That's the tutorial I followed. Works great!


----------



## SSG Vegeta (Aug 30, 2013)

Pedro_Lambrini said:


> I think you might have misunderstood.  The GB Boy is a Chinese GBC clone.  It has a backlight.  That's why I'm so excited...  A Game Boy Color compatible console with a backlight!  It just seems too cool.  And it was only £12 brand new!
> 
> PS:  I also like that the company have actually spelled 'colour' correctly too.



Does it have built in Roms ?


----------



## FireSeel (Sep 1, 2013)

This looks awesome! Definetly buying one.


----------



## SSG Vegeta (Sep 3, 2013)

FireSeel said:


> This looks awesome! Definetly buying one.

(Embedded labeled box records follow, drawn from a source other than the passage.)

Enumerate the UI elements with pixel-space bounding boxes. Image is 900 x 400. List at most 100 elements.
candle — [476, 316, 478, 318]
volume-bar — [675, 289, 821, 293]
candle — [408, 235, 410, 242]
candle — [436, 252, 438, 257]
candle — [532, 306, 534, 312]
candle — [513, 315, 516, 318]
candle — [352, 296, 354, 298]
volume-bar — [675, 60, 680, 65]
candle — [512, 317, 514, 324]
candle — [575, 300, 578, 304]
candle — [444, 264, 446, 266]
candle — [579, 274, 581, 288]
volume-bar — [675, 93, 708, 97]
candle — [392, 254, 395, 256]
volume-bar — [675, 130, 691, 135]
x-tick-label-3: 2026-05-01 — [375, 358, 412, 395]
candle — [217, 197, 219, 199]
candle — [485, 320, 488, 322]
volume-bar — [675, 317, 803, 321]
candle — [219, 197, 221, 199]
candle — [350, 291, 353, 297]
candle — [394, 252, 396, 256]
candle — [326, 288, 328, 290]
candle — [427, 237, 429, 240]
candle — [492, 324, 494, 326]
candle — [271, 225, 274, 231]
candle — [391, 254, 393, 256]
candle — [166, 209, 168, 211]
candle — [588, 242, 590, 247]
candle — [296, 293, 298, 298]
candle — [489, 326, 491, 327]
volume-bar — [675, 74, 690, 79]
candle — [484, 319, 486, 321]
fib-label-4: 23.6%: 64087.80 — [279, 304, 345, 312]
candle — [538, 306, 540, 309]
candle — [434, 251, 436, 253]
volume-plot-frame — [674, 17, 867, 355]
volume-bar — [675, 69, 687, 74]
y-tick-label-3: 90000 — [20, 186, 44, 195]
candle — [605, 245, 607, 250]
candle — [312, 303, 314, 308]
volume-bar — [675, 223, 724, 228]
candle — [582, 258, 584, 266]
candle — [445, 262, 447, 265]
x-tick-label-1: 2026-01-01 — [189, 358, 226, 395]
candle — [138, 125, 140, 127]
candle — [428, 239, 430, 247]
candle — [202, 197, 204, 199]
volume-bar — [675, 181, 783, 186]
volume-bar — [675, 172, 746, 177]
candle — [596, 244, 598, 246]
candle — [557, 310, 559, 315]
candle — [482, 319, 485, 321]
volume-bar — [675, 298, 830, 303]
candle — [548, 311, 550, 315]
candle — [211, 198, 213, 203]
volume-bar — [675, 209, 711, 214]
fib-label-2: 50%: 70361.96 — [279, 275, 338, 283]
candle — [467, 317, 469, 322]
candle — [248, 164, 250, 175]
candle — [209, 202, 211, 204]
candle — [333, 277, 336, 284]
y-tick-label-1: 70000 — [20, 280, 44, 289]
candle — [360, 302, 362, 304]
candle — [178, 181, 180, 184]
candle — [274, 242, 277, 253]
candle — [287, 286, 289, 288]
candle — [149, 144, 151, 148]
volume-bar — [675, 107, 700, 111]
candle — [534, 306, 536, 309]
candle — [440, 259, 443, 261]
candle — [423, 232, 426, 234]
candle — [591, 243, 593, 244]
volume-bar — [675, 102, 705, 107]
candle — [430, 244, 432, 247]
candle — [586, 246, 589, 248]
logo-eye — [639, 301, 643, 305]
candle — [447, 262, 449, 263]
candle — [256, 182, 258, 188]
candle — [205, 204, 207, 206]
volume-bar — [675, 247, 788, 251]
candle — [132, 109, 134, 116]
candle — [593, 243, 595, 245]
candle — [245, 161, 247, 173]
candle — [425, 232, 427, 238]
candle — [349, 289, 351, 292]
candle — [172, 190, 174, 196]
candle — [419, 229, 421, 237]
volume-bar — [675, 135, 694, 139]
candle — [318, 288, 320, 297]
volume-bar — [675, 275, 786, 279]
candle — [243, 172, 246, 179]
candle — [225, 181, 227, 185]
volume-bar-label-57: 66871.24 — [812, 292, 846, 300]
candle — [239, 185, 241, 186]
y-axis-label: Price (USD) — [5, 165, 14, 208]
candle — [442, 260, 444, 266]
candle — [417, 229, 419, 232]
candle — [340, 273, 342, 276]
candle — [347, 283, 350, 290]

Awesome console list how do I add one


----------



## FireSeel (Sep 3, 2013)

SSG Vegeta said:


> Awesome console list how do I add one


 
Console list?


----------



## SSG Vegeta (Sep 6, 2013)

FireSeel said:


> Console list?



Yes a console list along with a custom banner with my friend code


----------



## FireSeel (Sep 6, 2013)

go to the section with your username, and click signature from the drop down list.


----------



## Bart Lemming (Sep 12, 2013)

Well, I got my GB Boys the other day and have been trying them out.  I really like them.  It's true that the sound is a little different but it's not way out like a NOAC.  I think the d pad and buttons are pretty good too.  The screens are at least as sharp as an AGS-101 and have less ghosting.  

Neither of mine came with the built-in games so I can't comment on that aspect.

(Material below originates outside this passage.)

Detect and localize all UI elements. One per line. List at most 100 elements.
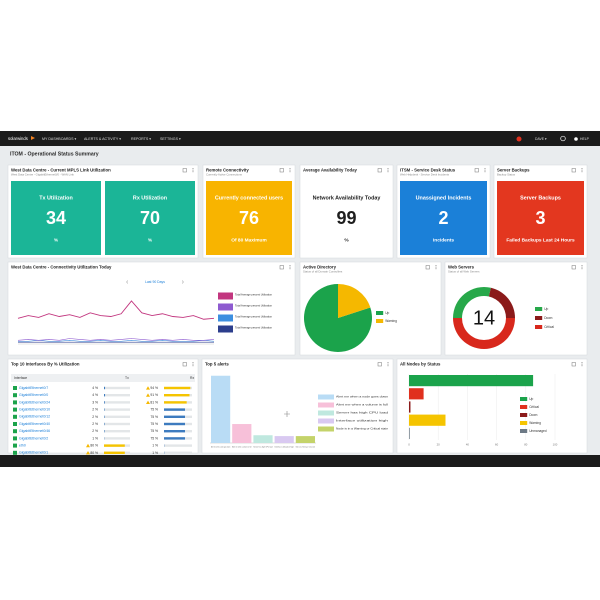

All in all, I'm a happy chappy.  I can finally play Kirby T'n'T properly and with my flash cart I can now play Chikyuu Kaihou Gun ZAS and not have an epileptic fit!


----------



## FireSeel (Sep 20, 2013)

I got mine today, and I am so far pleased with it. The sound is out though, playing with effects in muddyGB doesn't work. It also has some issues with pokemon crystal, although they do not affect gameplay much, the cries of the pokemon when they enter a battle does not sound, and there is a faint flicker on the screen, but this only appears to affect pokemon cystal, but I have not tested many games. My USB GB 64M does work on it too. The buttons are nice, I prefer the dpad on this to the original gbc.


----------



## Kryznic (Apr 27, 2014)

I have a GB Boy the original Dmg clone, I would like to install a back light as I did in my GB Pocket but the motherboards are different and I don't know what points I can solder to for power and ground. Can anyone help? 

Thanks!


----------



## Lemmy Koopa (May 16, 2014)

Pedro_Lambrini said:


> I've just ordered one for £12! It actually looks really good in the Youtube videos I've looked at but I was just wondering if any of you lot had one.
> 
> If you do, what do you think? Is it as good as it looks?
> 
> Finally, I'll be able to play Kirby Tilt 'n' Tumble and see the screen properly. (I hope!)


 
I have one, and I honestly think GBC games look better on a GBC than a GBA because of the LCD's white point, gamma and saturation.


----------